После взятия Дома города и захвата у солдат пушек стало ясно, что султанские войска терпят поражение. Восставшие направились к Лувру и к королевскому дворцу Тюильри, там тоже произошли схватки между ними и солдатами. Схватки еще продолжались, когда на церквях и на общественных зданиях взвились трехцветные флаги, символ свободы. Зазвонили большие колокола, призывающие весь народ Парижа и других городов к оружию и к борьбе против солдат короля. Когда солдаты увидели, что народ побеждает, и им стало стыдно сражаться против соотечественников и родных, большинство из них сложило оружие, а многие их командиры ушли со своих постов.

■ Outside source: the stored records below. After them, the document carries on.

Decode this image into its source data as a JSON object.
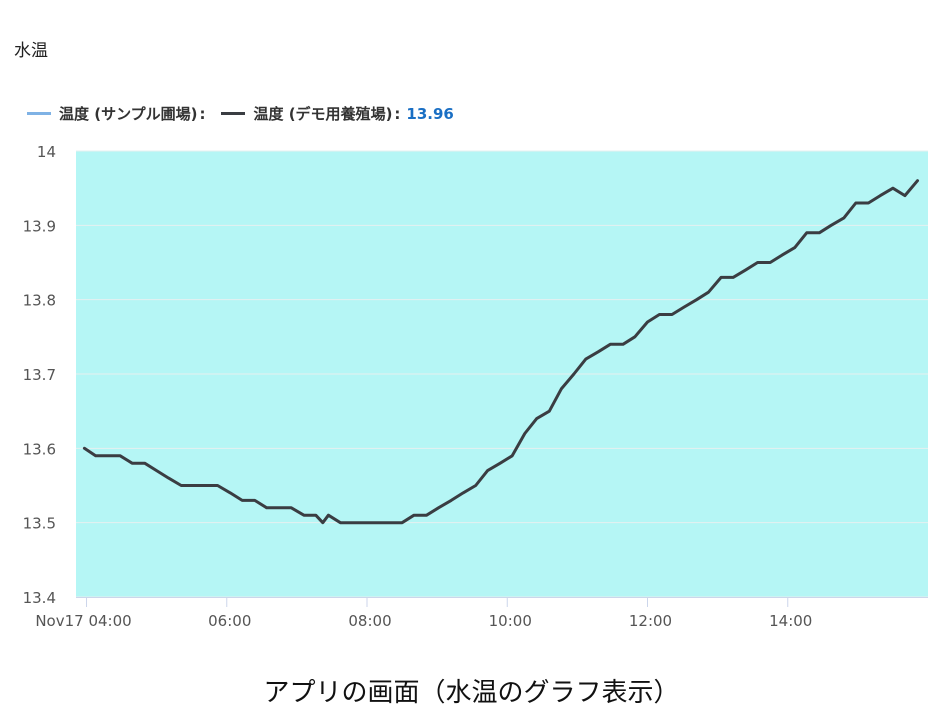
{
  "title": "水温",
  "legend": {
    "series1_label": "温度 (サンプル圃場)",
    "series2_label": "温度 (デモ用養殖場)",
    "series2_value": "13.96"
  },
  "caption": "アプリの画面（水温のグラフ表示）",
  "colors": {
    "plot_background": "#b5f6f5",
    "series1": "#7fb2e5",
    "series2": "#3a3d42",
    "gridline": "#e6f0f0",
    "value_highlight": "#1a6fc4"
  },
  "chart_data": {
    "type": "line",
    "title": "水温",
    "x_tick_labels": [
      "Nov17 04:00",
      "06:00",
      "08:00",
      "10:00",
      "12:00",
      "14:00"
    ],
    "x_ticks_hours": [
      4,
      6,
      8,
      10,
      12,
      14
    ],
    "xlim_hours": [
      3.85,
      16.0
    ],
    "ylim": [
      13.4,
      14.0
    ],
    "y_ticks": [
      "13.4",
      "13.5",
      "13.6",
      "13.7",
      "13.8",
      "13.9",
      "14"
    ],
    "grid": true,
    "legend_position": "top-left",
    "series": [
      {
        "name": "温度 (デモ用養殖場)",
        "x_hours": [
          3.97,
          4.13,
          4.3,
          4.48,
          4.65,
          4.83,
          5.0,
          5.17,
          5.35,
          5.52,
          5.7,
          5.87,
          6.05,
          6.22,
          6.4,
          6.57,
          6.75,
          6.92,
          7.1,
          7.27,
          7.37,
          7.45,
          7.62,
          7.8,
          7.97,
          8.15,
          8.32,
          8.5,
          8.67,
          8.85,
          9.02,
          9.2,
          9.37,
          9.55,
          9.72,
          9.9,
          10.07,
          10.25,
          10.42,
          10.6,
          10.77,
          10.95,
          11.12,
          11.3,
          11.47,
          11.65,
          11.82,
          12.0,
          12.17,
          12.35,
          12.52,
          12.7,
          12.87,
          13.05,
          13.22,
          13.4,
          13.57,
          13.75,
          13.92,
          14.1,
          14.27,
          14.45,
          14.62,
          14.8,
          14.97,
          15.15,
          15.32,
          15.5,
          15.67,
          15.85
        ],
        "values": [
          13.6,
          13.59,
          13.59,
          13.59,
          13.58,
          13.58,
          13.57,
          13.56,
          13.55,
          13.55,
          13.55,
          13.55,
          13.54,
          13.53,
          13.53,
          13.52,
          13.52,
          13.52,
          13.51,
          13.51,
          13.5,
          13.51,
          13.5,
          13.5,
          13.5,
          13.5,
          13.5,
          13.5,
          13.51,
          13.51,
          13.52,
          13.53,
          13.54,
          13.55,
          13.57,
          13.58,
          13.59,
          13.62,
          13.64,
          13.65,
          13.68,
          13.7,
          13.72,
          13.73,
          13.74,
          13.74,
          13.75,
          13.77,
          13.78,
          13.78,
          13.79,
          13.8,
          13.81,
          13.83,
          13.83,
          13.84,
          13.85,
          13.85,
          13.86,
          13.87,
          13.89,
          13.89,
          13.9,
          13.91,
          13.93,
          13.93,
          13.94,
          13.95,
          13.94,
          13.96
        ]
      }
    ]
  }
}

К утру 29 июля три четверти города было в руках народа, были захвачены дворец Тюильри и Лувр, и на них водрузили флаги свободы. Узнав об этом, командующий войсками, которому было приказано вернуть жителей Парижа в повиновение королю, сдался, и народ одержал полную победу. Даже солдаты переходили под знамя народа. С этого времени был установлен временный режим и создан временный диван для поддержания в стране порядка до назначения постоянного правителя. Главой временного режима стал генерал Лафайет, который и во время первой смуты 6 сражался за свободу. Этот человек прославился своей преданностью делу свободы и верностью однажды избранному политическому направлению. За это его почитали, как почитают королей. Он не был талантом, вознесшимся к славе из небытия, как большинство знаменитых французов, особенно в военной области. Своей славой он обязан не уму и таланту, а достойному поведению. Я говорю это не для того, чтобы принизить его ум, а чтобы объяснить причины его избрания главой правительства. Как это наблюдается во всех странах мира, главенство не всегда принадлежит умнейшему, хотя это было бы и законно и естественно. Странно, что таким же образом обстоит дело и в цивилизованных странах. Полагаю, что все это подтверждает сказанное [150] в священном хадисе: «Ум человека зачтется ему как хлеб насущный!» Как сказал поэт:
Если увидишь ученого неимущим,
не удивляйся его бедности,
Истинно сказал Пророк:
ум человека зачтется ему.
Прекрасно сказал и другой:
Если бы тучи проливались умом,
он не орошал бы вместе с пальмами и тракагант
7,
Если бы тучи проливались умом,
он напоил бы возвышенности и обошел стороной
низины.
РАЗДЕЛ ТРЕТИЙ
КАК ВЕЛ СЕБЯ КОРОЛЬ В ЭТО ВРЕМЯ. КАК ОН СОГЛАСИЛСЯ НА ПРИМИРЕНИЕ, КОГДА УЖЕ БЫЛО ПОЗДНО. ЕГО ОТРЕЧЕНИЕ В ПОЛЬЗУ СЫНА
Знай, что король издал свои указы, находясь в Сен-Клу, возле Парижа. Смута вспыхнула в Париже, когда его там не было. Жители города отправили ему требование сменить вазиров и отменить указы, то есть восстановить прежний порядок. Король не согласился. К нему послали нескольких представителей, чтобы его смягчить и уговорить, но все было бесполезно, как плач на останках жилья! 8 Ему сказали, что подданные отвергают его указы и что это может иметь самые серьезные последствия. Он ответил, что его решения не подлежат отмене и изменению. Когда же он убедился, что может из-за своей непримиримости лишиться трона, то сам предложил им мир. Ему ответили, что время уже упущено и мира быть не может, что он не подумал о последствиях, а не думающему о последствиях, достаются бедствия, что если бы он был дальновиднее, то с ним бы этого не случилось.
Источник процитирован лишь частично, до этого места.